A gerente executiva da Fundação Abrinq, Denise Cesario, disse, em entrevista a um jornal de São Paulo, que o governo não tem reajustado os valores, que já perdem para a inflação, e que a crise econômica, aliada ao desemprego estrutural e crescente, é causa fundamental para a mortalidade de crianças.

Não bastassem os cortes nos programas já consolidados, o governo federal também conseguiu aprovar a proposta de congelamento dos investimentos públicos por 20 anos. Isso acaba repercutindo na saúde também. Sem investimento nos serviços básicos de prevenção como saneamento, água tratada e limpeza, o impacto negativo na saúde é imediato. Setores de prevenção de doenças das vigilâncias epidemiológicas foram destruídos e mesmo com os surtos de dengue, zika e chikungunya, o trabalho de vigilância diminuiu.

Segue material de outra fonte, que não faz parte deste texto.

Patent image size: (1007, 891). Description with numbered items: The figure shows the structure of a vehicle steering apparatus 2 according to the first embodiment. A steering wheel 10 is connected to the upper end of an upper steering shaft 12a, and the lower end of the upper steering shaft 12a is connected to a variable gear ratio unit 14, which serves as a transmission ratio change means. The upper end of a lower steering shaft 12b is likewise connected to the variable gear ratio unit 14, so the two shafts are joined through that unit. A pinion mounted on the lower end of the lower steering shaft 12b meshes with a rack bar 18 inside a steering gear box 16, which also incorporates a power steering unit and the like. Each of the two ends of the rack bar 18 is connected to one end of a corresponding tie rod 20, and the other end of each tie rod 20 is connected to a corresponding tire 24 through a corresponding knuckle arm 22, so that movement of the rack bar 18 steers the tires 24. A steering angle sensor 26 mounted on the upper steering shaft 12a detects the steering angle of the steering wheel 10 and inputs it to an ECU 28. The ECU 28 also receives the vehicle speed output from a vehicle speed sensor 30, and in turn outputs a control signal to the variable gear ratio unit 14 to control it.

No ano passado a febre amarela também voltou a assombrar o Brasil, doença que já estava praticamente erradicada. Segundo pesquisadores da Fiocruz, esse espantoso ressurgimento, que já vinha apresentando casos desde 2001, na região Centro-Oeste, se deve ao processo de destruição ambiental. Com o desmatamento sistemático ou desastres ambientais pontuais, a doença reaparece. Mas, desde 2010 não tinham sido registrados casos em humanos. Em 2017 o surto se deu na região do desastre provocado pela empresa Samarco (rompimento da barragem de resíduos tóxicos), que simplesmente culminou com a morte de um rio inteiro. E foi justamente em Minas Gerais, na região da bacia do rio Doce, que aconteceu o maior número de mortes por febre amarela: 32 das 99 registradas.

O sarampo, que era uma doença infantil erradicada desde 2016, voltou a apresentar casos no Brasil, inclusive com características de surto. Até o mês de maio já tinham sido comunicados 995 casos, a maioria na região norte.

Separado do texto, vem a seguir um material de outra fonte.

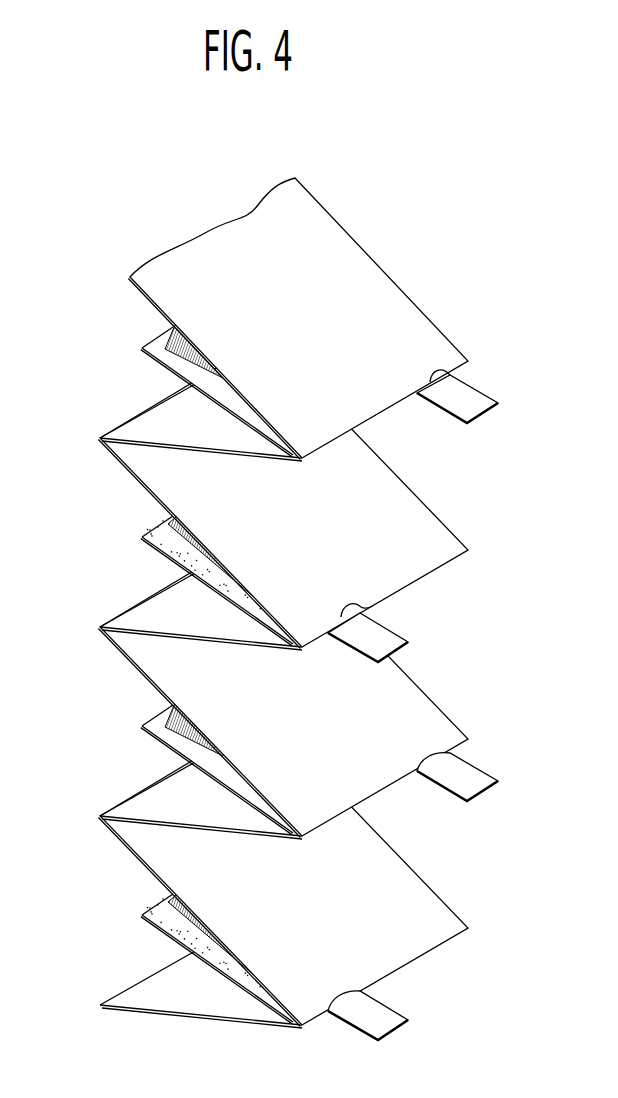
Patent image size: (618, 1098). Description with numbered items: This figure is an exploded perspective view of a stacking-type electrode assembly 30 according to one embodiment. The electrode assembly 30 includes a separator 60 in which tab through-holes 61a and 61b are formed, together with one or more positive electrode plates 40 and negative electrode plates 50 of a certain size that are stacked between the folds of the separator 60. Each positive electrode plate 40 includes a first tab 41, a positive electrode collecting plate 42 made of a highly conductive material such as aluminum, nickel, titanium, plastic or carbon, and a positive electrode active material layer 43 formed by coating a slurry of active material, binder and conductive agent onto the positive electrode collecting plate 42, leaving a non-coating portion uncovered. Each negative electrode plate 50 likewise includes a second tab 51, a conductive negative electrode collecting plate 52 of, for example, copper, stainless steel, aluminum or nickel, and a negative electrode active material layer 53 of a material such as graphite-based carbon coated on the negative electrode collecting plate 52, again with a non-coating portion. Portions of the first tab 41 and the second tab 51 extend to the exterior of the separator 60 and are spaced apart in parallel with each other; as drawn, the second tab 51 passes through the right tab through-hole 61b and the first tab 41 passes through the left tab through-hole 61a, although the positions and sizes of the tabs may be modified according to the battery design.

The electrode assembly 30 is at (428, 200).
The positive electrode plate 40 is at (90, 466).
The first tab 41 is at (388, 642).
The positive electrode collecting plate 42 is at (153, 532).
The positive electrode active material layer 43 is at (163, 547).
The negative electrode plate 50 is at (108, 282).
The second tab 51 is at (477, 410).
The negative electrode collecting plate 52 is at (153, 345).
The negative electrode active material layer 53 is at (163, 359).
The separator 60 is at (436, 313).
The left tab through-hole 61a is at (372, 605).
The right tab through-hole 61b is at (452, 372).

E o mais aterrador: a poliomielite, erradicada desde 1994, também voltou, sendo que o Ministério da Saúde apontou alerta em pelo menos 312 cidades brasileiras. O governo alega que as doenças voltaram porque houve queda na vacinação. Muitas famílias deixam de vacinar os filhos, algumas delas inclusive, movidas por questões religiosas que apontam as vacinas como “coisas do diabo”.

O processo de privatização dos serviços públicos,  a sistemática destruição ambiental promovida pelo agronegócio, a diminuição crescente dos recursos para saúde, educação e políticas sociais, aliadas ao empobrecimento da maioria da população, que é quem acaba pagando a conta do modelo de desenvolvimento definido pelo governo,  completam o dramático quadro  social.

E, ainda que estejamos num ano de eleições presidenciais, muito pouco tem sido debatida, pelos partidos e pelas lideranças políticas, a grave situação da saúde do povo brasileiro. Nos meios de comunicação as notícias aparecem como casos isolados, desconectadas do todo. E as lutas que são travadas pelos trabalhadores públicos da saúde, muitas vezes heroicas e solitárias, também não são levadas em consideração pelos demais trabalhadores, que acabam acreditando na ideologia vomitada pela televisão e pelos jornais, de que são apenas reivindicações singulares e corporativas. Pelo contrário, as batalhas contra a privatização dos serviços, contra a gestão das organizações sociais, e o desmantelamento dos setores públicos, são lutas que deveriam interessar e envolver a toda gente.  Principalmente àquelas pessoas que dependem dos serviços públicos para garantir um mínimo de vida.

É mais do que chegada a hora de os sindicatos, centrais de trabalhadores e movimentos sociais encontrarem as pontas soltas dos grandes problemas nacionais e atuarem no sentido de informar, formar e organizar as lutas necessárias à maioria da população. É o povo em luta que avança e muda a vida.